Ruby gave a rueful shrug and pulled out her phone. Louise imagined teenagers the length and breadth of the land texting over the Christmas turkey, causing ructions.

She got the wash bag from her carriers and pulled out the nail-clippers. His nails were longer than her own, smooth, with a gentle sheen, the half-moons clear, the cuts on his knuckles healed now. She wondered when the bandages would come off his head; if his hair would grow back the same, or if there would be bald patches where they’d opened him up.

Emma

She went home every Christmas. What else could she do? Her mum loved to have her there and did her best to make it cosy. Always made turkey and all the trimmings, even though there were just the three of them.

This year Emma was ill. The cold had broken overnight, her raw throat giving way to a streaming nose and thumping head. The journey was a nightmare. An earlier train had been cancelled, so this one was full of people squabbling about seat reservations and advance bookings and there weren’t enough seats. The only place Emma could find to settle herself was in the corridor outside the toilets, surrounded by her bags. It stank. Even with a blocked-up nose she could smell it. There was something wrong with the heating too, like it was set at boiling point, and she was sweaty and thirsty and it just wasn’t possible to fight her way through to the on-board buffet.

She was feeling so cranky and weary by the time the train squealed into New Street that she got a taxi rather than wait for a bus and blew sixteen pounds on that.

‘Ey up.’ Her father took one look at her. ‘It’s Rudolph! What a conk; you could light your way home with that.’ The very first thing he said.

‘I’ve got a cold,’ Emma said.

‘Never!’ he said sarcastically. ‘Come on, bring your bags in, don’t stand there like a sack of potatoes.’

Her mother usually tried to smooth things over, to cajole him, but he always had the upper hand. One time he’d derided Emma’s choice of winter coat.

‘Makes you look twice as fat.’

‘It’s padded, that’s the style,’ her mum had said. And she had got black, not the white, which was nicer but less practical. Black was meant to be slimming.

But he wouldn’t stop. ‘Marshmallow Man!’ he crowed. ‘Like in
Ghostbusters.

‘Roger, please!’ her mum scolded. ‘Stop going on at her.’

That made it worse. ‘What? I’m not allowed to comment on what my hard-earned wages are spent on?’

‘If you can’t say anything nice . . .’ her mother started, but there was a pleading quality in her voice.

‘I’m not going to lie to the girl. I don’t know what you were thinking of. She looks a bloody sight.’

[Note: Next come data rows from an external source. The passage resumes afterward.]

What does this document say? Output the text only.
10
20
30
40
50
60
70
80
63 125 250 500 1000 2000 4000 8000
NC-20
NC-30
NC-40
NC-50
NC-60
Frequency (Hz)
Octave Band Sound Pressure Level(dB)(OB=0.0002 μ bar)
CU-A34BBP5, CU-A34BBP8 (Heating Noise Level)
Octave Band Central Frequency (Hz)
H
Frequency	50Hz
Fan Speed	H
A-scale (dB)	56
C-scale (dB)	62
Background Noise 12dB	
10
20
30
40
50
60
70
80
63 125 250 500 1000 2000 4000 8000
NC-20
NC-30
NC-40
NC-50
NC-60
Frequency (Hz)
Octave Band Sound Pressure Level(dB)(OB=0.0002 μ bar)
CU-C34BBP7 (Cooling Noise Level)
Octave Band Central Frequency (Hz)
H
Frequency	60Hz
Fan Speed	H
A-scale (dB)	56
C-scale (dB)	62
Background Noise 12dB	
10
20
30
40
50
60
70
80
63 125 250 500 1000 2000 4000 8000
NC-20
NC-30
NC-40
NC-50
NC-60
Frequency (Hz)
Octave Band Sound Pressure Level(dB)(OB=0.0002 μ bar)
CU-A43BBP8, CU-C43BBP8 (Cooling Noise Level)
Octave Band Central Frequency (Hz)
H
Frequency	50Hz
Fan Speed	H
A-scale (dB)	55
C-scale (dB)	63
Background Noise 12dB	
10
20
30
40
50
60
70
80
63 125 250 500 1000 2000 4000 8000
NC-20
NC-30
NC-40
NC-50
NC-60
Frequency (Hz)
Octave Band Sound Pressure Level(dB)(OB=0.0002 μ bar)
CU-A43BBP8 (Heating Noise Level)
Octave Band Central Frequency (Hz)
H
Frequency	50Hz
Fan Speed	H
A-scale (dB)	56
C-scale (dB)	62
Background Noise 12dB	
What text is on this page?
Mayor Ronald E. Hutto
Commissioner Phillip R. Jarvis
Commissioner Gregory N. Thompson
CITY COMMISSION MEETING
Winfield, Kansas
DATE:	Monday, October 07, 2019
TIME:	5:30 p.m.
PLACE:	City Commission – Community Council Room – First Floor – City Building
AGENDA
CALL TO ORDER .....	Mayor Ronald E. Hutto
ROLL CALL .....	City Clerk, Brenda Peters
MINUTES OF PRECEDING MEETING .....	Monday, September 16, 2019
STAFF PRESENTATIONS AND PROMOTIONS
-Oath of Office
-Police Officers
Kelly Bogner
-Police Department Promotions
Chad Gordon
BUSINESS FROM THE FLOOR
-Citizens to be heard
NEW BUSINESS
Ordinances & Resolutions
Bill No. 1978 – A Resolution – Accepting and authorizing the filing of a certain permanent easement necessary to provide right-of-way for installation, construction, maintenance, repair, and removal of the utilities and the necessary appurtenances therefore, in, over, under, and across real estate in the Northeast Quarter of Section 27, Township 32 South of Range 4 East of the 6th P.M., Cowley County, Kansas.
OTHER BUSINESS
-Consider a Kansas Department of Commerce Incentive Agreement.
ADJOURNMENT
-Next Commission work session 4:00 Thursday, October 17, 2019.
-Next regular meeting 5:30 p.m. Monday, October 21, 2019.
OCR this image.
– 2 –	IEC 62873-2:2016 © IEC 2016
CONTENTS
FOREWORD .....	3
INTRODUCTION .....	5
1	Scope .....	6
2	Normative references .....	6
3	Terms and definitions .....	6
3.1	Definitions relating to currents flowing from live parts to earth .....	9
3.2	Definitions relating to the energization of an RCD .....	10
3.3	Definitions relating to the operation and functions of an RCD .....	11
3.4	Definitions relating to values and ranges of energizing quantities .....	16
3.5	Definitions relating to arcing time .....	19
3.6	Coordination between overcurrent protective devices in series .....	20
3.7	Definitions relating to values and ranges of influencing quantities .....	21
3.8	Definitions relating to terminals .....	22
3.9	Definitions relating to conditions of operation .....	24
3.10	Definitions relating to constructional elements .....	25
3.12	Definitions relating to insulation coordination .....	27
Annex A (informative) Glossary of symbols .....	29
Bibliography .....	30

He would often laugh as he said these things. Not the sort of laugh that was infectious. A cold, barking laugh so you’d see his teeth, but his eyes looked furious. One time when he told her she couldn’t learn piano because it was a waste of money and she’d as much musical talent as a tone-deaf ape and they’d no piano to practise on anyway, Emma had gone to her mother. Rounded on her really, the wildness coming out of her and saying awful things about him:
I hate him, I wish he was dead.

‘No you don’t, that’s silly talk.’ Her mother had calmed her down and Emma stopped crying.

‘Why don’t you tell him, Mum? Make him stop.’

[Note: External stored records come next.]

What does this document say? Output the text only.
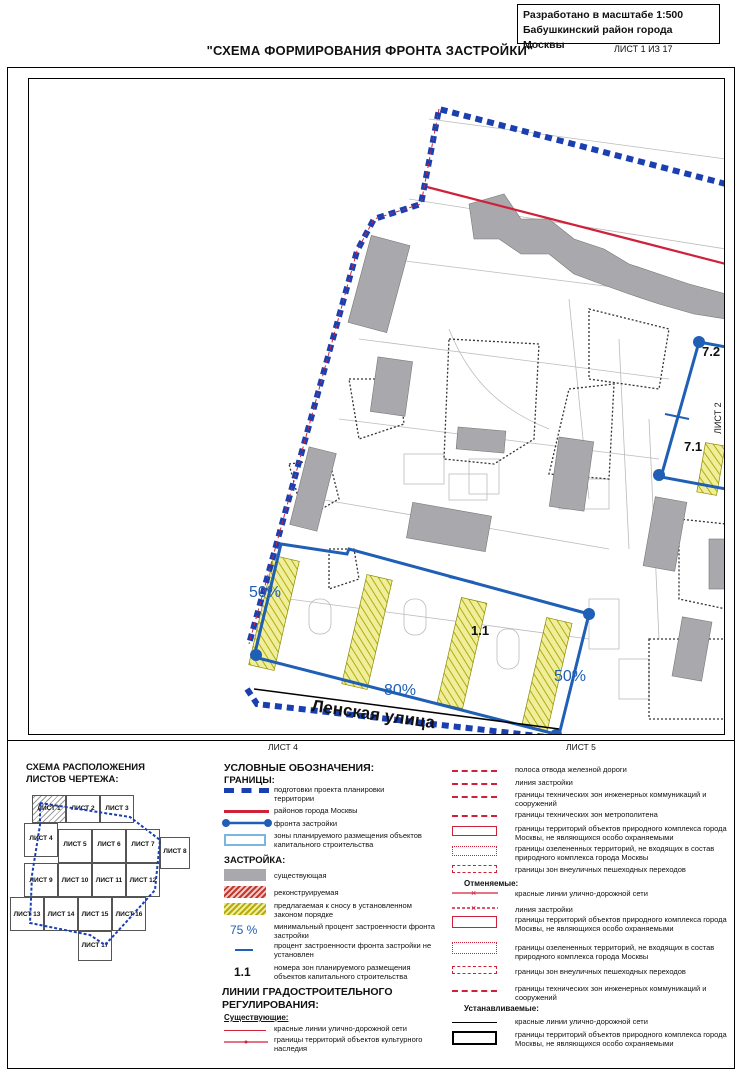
Разработано в масштабе 1:500
Бабушкинский район города Москвы
"СХЕМА ФОРМИРОВАНИЯ ФРОНТА ЗАСТРОЙКИ"	ЛИСТ 1 ИЗ 17
Ленская улица
50%
80%
50%
1.1
7.1
7.2
ЛИСТ 2
ЛИСТ 4	ЛИСТ 5
СХЕМА РАСПОЛОЖЕНИЯ ЛИСТОВ ЧЕРТЕЖА:
ЛИСТ 1	ЛИСТ 2	ЛИСТ 3
ЛИСТ 4
ЛИСТ 5	ЛИСТ 6	ЛИСТ 7
ЛИСТ 8
ЛИСТ 9	ЛИСТ 10	ЛИСТ 11	ЛИСТ 12
ЛИСТ 13	ЛИСТ 14	ЛИСТ 15	ЛИСТ 16
ЛИСТ 17
УСЛОВНЫЕ ОБОЗНАЧЕНИЯ:
ГРАНИЦЫ:
подготовки проекта планировки территории
районов города Москвы
фронта застройки
зоны планируемого размещения объектов капитального строительства
ЗАСТРОЙКА:
существующая
реконструируемая
предлагаемая к сносу в установленном законом порядке
75 % минимальный процент застроенности фронта застройки
процент застроенности фронта застройки не установлен
1.1	номера зон планируемого размещения объектов капитального строительства
ЛИНИИ ГРАДОСТРОИТЕЛЬНОГО РЕГУЛИРОВАНИЯ:
Существующие:
красные линии улично-дорожной сети
границы территорий объектов культурного наследия
полоса отвода железной дороги
линия застройки
границы технических зон инженерных коммуникаций и сооружений
границы технических зон метрополитена
границы территорий объектов природного комплекса города Москвы, не являющихся особо охраняемыми
границы озелененных территорий, не входящих в состав природного комплекса города Москвы
границы зон внеуличных пешеходных переходов
Отменяемые:
×	красные линии улично-дорожной сети
×	линия застройки
границы территорий объектов природного комплекса города Москвы, не являющихся особо охраняемыми
границы озелененных территорий, не входящих в состав природного комплекса города Москвы
границы зон внеуличных пешеходных переходов
границы технических зон инженерных коммуникаций и сооружений
Устанавливаемые:
красные линии улично-дорожной сети
границы территорий объектов природного комплекса города Москвы, не являющихся особо охраняемыми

‘Look. He loves me, and he loves you. He never swears, he’s never violent. He’s never laid a finger on me, never would. He’s a bit sharp-tongued now and again, but that’s just how he is. Que sera sera. There’s a lot worse men, I can tell you. Now, go wash your face and I’ll make us a drink. Can you manage an eclair? There’s still two left.’

On the rare occasion that Emma did look to her mother for a sense of shared grievance, of solidarity, it was always the same: her mother quick to mollify her. ‘It’s just his way; he loves you, he doesn’t mean anything by it.’ Did he love her? Of course he did, she knew he did, and she loved him; she just wished he wasn’t always finding fault.

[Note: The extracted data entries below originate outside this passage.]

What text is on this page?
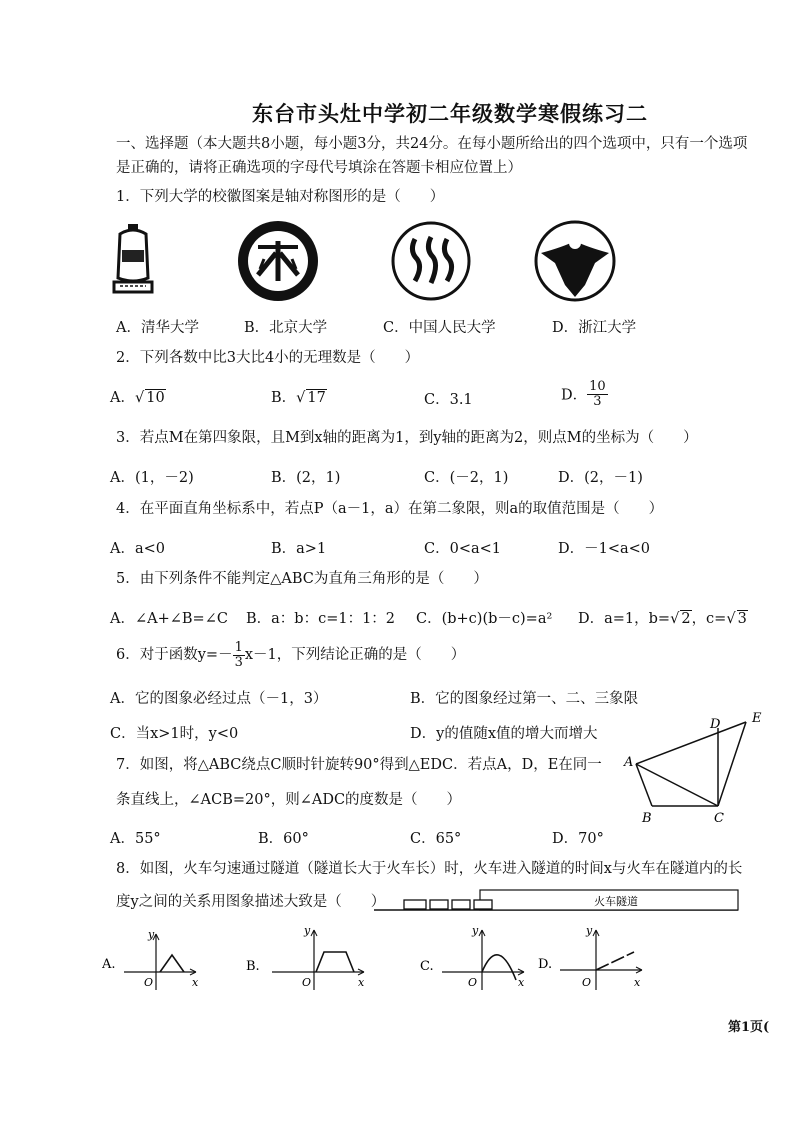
东台市头灶中学初二年级数学寒假练习二
一、选择题（本大题共8小题，每小题3分，共24分。在每小题所给出的四个选项中，只有一个选项
是正确的，请将正确选项的字母代号填涂在答题卡相应位置上）
1．下列大学的校徽图案是轴对称图形的是（　　）
A．清华大学	B．北京大学	C．中国人民大学	D．浙江大学
2．下列各数中比3大比4小的无理数是（　　）
A．√ 10	B．√ 17	C．3.1	D． $\frac{10}{3}$
3．若点M在第四象限，且M到x轴的距离为1，到y轴的距离为2，则点M的坐标为（　　）
A．(1，－2)	B．(2，1)	C．(－2，1)	D．(2，－1)
4．在平面直角坐标系中，若点P（a－1，a）在第二象限，则a的取值范围是（　　）
A．a<0	B．a>1	C．0<a<1	D．－1<a<0
5．由下列条件不能判定△ABC为直角三角形的是（　　）
A．∠A+∠B=∠C B．a：b：c=1：1：2 C．(b+c)(b－c)=a² D．a=1，b=√ 2，c=√ 3
6．对于函数$y=- \frac{1}{3} x-1$，下列结论正确的是（　　）
A．它的图象必经过点（－1，3）	B．它的图象经过第一、二、三象限
C．当x>1时，y<0	D．y的值随x值的增大而增大
7．如图，将△ABC绕点C顺时针旋转90°得到△EDC．若点A，D，E在同一
条直线上，∠ACB=20°，则∠ADC的度数是（　　）
A．55°	B．60°	C．65°	D．70°
A
B	C
D E
8．如图，火车匀速通过隧道（隧道长大于火车长）时，火车进入隧道的时间x与火车在隧道内的长
度y之间的关系用图象描述大致是（　　）	火车隧道
A.
y
x
O
B.
y
x
O
C.
y
x
O
D.
y
x
O
第1页(
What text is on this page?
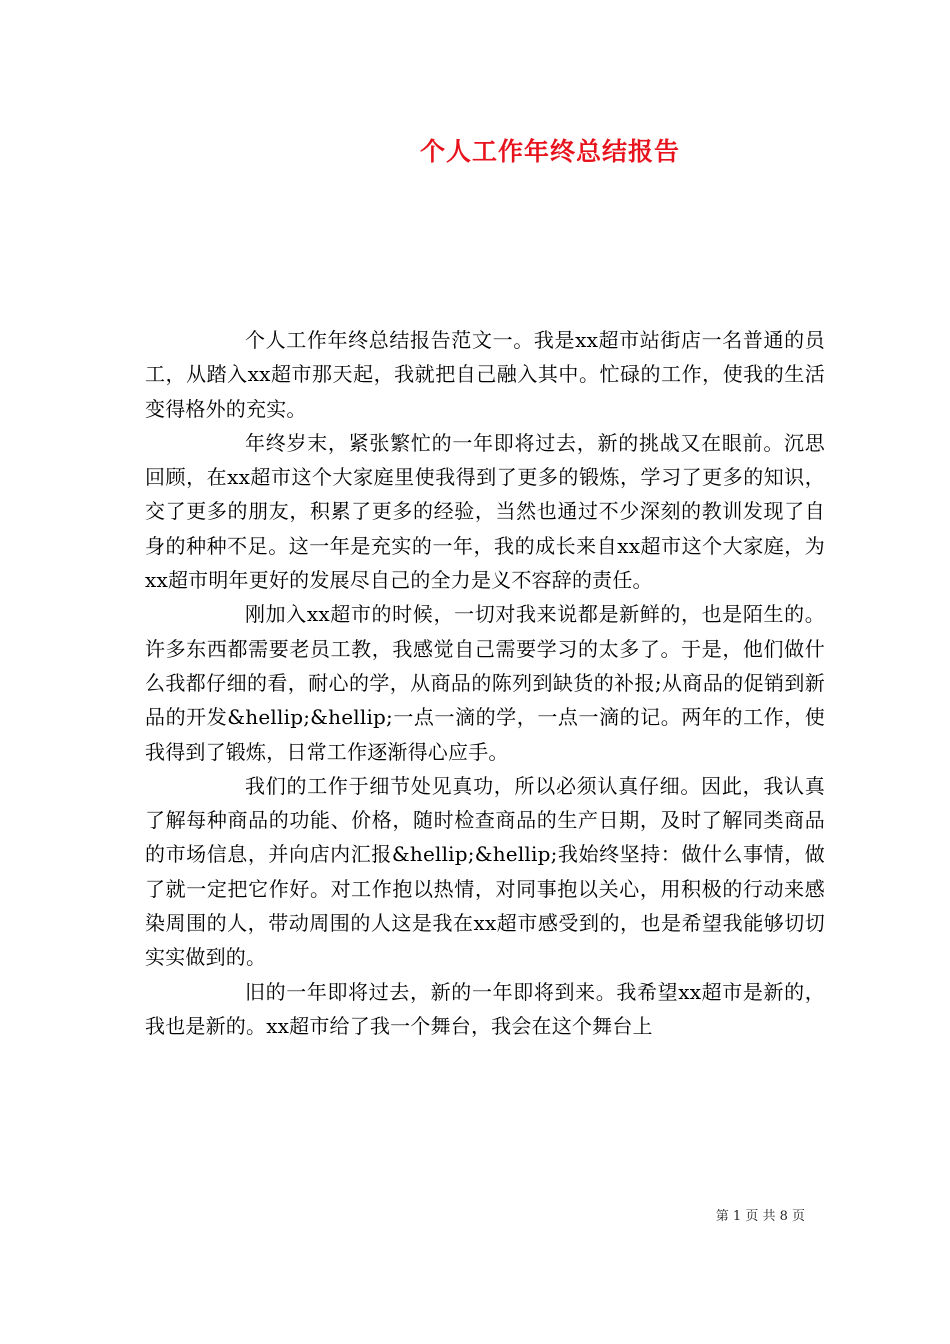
个人工作年终总结报告

个人工作年终总结报告范文一。我是xx超市站街店一名普通的员工，从踏入xx超市那天起，我就把自己融入其中。忙碌的工作，使我的生活变得格外的充实。

年终岁末，紧张繁忙的一年即将过去，新的挑战又在眼前。沉思回顾，在xx超市这个大家庭里使我得到了更多的锻炼，学习了更多的知识，交了更多的朋友，积累了更多的经验，当然也通过不少深刻的教训发现了自身的种种不足。这一年是充实的一年，我的成长来自xx超市这个大家庭，为xx超市明年更好的发展尽自己的全力是义不容辞的责任。

刚加入xx超市的时候，一切对我来说都是新鲜的，也是陌生的。许多东西都需要老员工教，我感觉自己需要学习的太多了。于是，他们做什么我都仔细的看，耐心的学，从商品的陈列到缺货的补报;从商品的促销到新品的开发&hellip;&hellip;一点一滴的学，一点一滴的记。两年的工作，使我得到了锻炼，日常工作逐渐得心应手。

我们的工作于细节处见真功，所以必须认真仔细。因此，我认真了解每种商品的功能、价格，随时检查商品的生产日期，及时了解同类商品的市场信息，并向店内汇报&hellip;&hellip;我始终坚持：做什么事情，做了就一定把它作好。对工作抱以热情，对同事抱以关心，用积极的行动来感染周围的人，带动周围的人这是我在xx超市感受到的，也是希望我能够切切实实做到的。

旧的一年即将过去，新的一年即将到来。我希望xx超市是新的，我也是新的。xx超市给了我一个舞台，我会在这个舞台上

第 1 页 共 8 页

Other times, he pretended he was only joking. He’d accuse Emma and her mum of having no sense of humour, of not being able to take a joke. Usually it was Emma he picked on, but sometimes it was her mum. Her mum would go very quiet and then just disappear upstairs, if she could, and Emma thought she had a cry, but when she came back you couldn’t tell. She hadn’t got red eyes or a husky voice.